Giuliani's successor, Michael Bloomberg, attended the conference on Friday but skipped Saturday's session to go to Washington for the annual Alfalfa Club dinner, which features hundreds of Washington's top power brokers from both political parties.
The Alfalfa Club dinner is a private, off-the-record gathering and is closed to the press.
The mayors were taken on a tour to the World Trade Center disaster site.
"It's overwhelming," said Madeline Cain, mayor of Lakewood, Ohio, a town of 58,000 near Cleveland. "America is recovering from this, but this city and these people who are here everyday, I don't know how you recover from this. How do you go home?"

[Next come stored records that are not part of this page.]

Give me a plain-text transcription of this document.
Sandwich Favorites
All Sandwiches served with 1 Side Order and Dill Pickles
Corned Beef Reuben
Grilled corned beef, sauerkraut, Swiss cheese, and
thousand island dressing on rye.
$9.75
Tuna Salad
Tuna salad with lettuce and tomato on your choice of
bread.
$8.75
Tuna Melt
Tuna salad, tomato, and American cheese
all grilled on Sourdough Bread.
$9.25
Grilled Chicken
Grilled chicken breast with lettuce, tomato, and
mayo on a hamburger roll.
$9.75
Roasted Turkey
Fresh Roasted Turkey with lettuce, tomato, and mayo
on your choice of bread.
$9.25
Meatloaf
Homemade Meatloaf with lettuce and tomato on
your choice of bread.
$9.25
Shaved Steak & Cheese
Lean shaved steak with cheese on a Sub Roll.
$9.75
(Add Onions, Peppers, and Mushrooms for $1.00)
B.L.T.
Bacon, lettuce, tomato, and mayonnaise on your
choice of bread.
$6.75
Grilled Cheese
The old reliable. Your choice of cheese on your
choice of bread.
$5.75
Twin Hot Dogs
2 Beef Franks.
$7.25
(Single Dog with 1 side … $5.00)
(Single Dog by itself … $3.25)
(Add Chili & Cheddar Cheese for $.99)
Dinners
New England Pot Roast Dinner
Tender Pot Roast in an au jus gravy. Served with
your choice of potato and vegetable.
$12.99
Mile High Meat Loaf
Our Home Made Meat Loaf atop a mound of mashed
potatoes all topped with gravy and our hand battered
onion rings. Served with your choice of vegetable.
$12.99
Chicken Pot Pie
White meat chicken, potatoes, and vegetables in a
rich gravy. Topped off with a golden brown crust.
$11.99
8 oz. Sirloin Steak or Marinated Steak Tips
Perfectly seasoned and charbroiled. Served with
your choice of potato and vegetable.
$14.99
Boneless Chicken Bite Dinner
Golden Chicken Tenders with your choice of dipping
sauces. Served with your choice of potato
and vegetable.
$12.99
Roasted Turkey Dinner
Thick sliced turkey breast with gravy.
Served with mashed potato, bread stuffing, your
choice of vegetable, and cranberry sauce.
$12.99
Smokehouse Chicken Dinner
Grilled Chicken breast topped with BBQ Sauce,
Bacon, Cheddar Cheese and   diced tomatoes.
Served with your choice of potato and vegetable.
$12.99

It was the first trip to the disaster site for former New York City police commissioner and current Houston Mayor Lee Brown. "I often reflect on the many people I knew," Brown said. "It really is so unbelievable that something like this can happen."
At a luncheon, Sen. Hillary Rodham Clinton told the mayors she has sponsored legislation that would provide $3 billion in funding to communities called the Homeland Security Block Grant. The legislation would finance additional police, fire and other security protection.